Victimes aujourd’hui d’une « épuration » russophobe culturelle voire historique, les grands resteront grands malgré tout. À relever la vague similitude avec l’initiative de Hitler en 1933, « action contre les esprits non-allemands » qui avait permis de brûler publiquement des dizaines de milliers de livres d’écrivains juifs, marxistes et pacifistes.
La propagande autour de la guerre en Ukraine en cours, montre par certains de ses excès sa volonté de provoquer et de jouer dans le champ émotionnel. Elle étale ainsi les limites, déjà volatiles, comme pour toute propagande, de sa légitimité.
L’existence actuelle de penchants et d’activités de groupes néo-nazis en Ukraine renforce encore le trouble quant à une russophobie généralisée. Cette censure culturelle s’enracine plus loin qu’on ne le pense. Ces grandes figures de la culture russe glorifient dans certaines de leurs oeuvres la victoire de la Russie sur la France en 1812, où l’armée et les populations russes avait causé la défaite de Napoléon 1er en (Russie).
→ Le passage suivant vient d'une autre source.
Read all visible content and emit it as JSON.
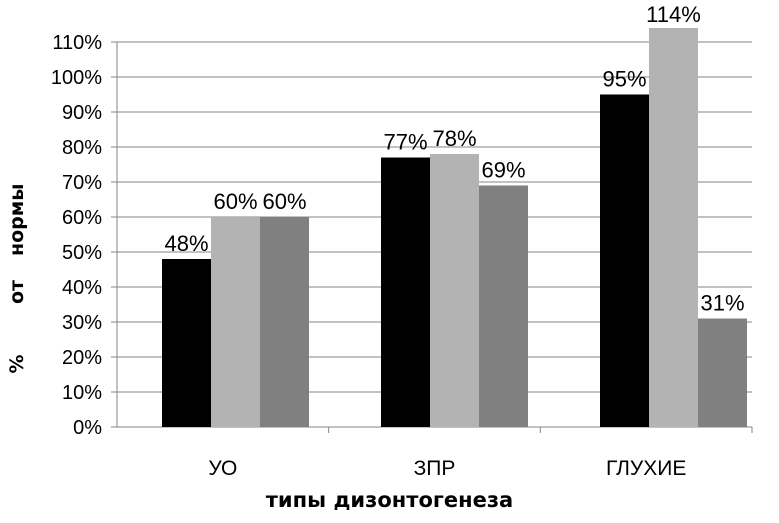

Tout comme l’une des grandes motivations du régime nazi a été de venger la défaite de l’Allemagne à l’issue de la 1ère guerre mondiale.
À vrai dire l’Histoire des relations entre la Russie et l’Europe déroule une longue succession de « je t’aime moi non plus ». Sous d’autres cieux, en matière de propagande – coloniale -, dont l’impact local se prolonge hors du contexte de son avènement jusqu’à l’époque d’aujourd’hui officiellement révolue, la statue du Général Leclerc, provoquante pour bon nombre de Camerounais, trône au quartier administratif de Douala. Héros militaire de l’Empire colonial français, la statue est restée indéboulonnable grâce au zèle de la répression du régime Biya.
Pour rappel, dès 1940 grâce à Leclerc, le Cameroun s’était rallié à l’effort de guerre français en Afrique et en Europe, permettant le recrutement de plus de 7300 Camerounais entre 1940 et 1944 (Jennings, 2014) pour une guerre qui n’était pas la leur. Le maintien de la statue de Leclerc fait d’ailleurs partie intégrante de la grave crise mémorielle qui endeuille l’histoire contemporaine du Cameroun. Une parenthèse pour démontrer comment certains faits dans ce monde font des dénominateurs communs étranges. La soif de pouvoir sur les esprits des petites gens, tout comme l’impact de la propagande d’aujourd’hui en Ukraine, pourrait bel et bien être une fin en soi au service de l’arme ultime de destruction massive de l’adversaire.
C’est ainsi que notre réflexion revient aux travaux d’une valeur inestimable de Hannah Arendt sur le totalitarisme. Inestimable parce son oeuvre ne se cantonne pas aux régimes totalitaires du début du 20ème siècle spécifiquement étudiés (nazisme et stalinisme). Ils se révèlent aussi un puissant canevas théorique pour comprendre la toxicité et les impacts au sein des empires coloniaux et des grandes puissances, qui par leurs stratégies communicationnelles de fond survivent jusqu’aujourd’hui.
L’essence du champ d’étude sur le phénomène « totalitarisme » agit ainsi sur toute forme totalitaire, insoupçonnable pour certaines à priori, illustrée par cette citation ‘culte’ de Hannah Arendt. : « Le totalitarisme ne tend pas à soumettre les hommes à des règles despotiques, mais à un système dans lequel les hommes sont superflus. » Un précepte qui tend à expliquer toutes sortes de situations dans le monde d’aujourd’hui, y compris les coups de massues assénés de façon plus ou moins brutale sur les-dites démocraties du monde « civilisé » et « libre« . Mais voilà, le monde tourne en permanence, et avec lui la compréhension des Hommes, au fil du temps et des espaces.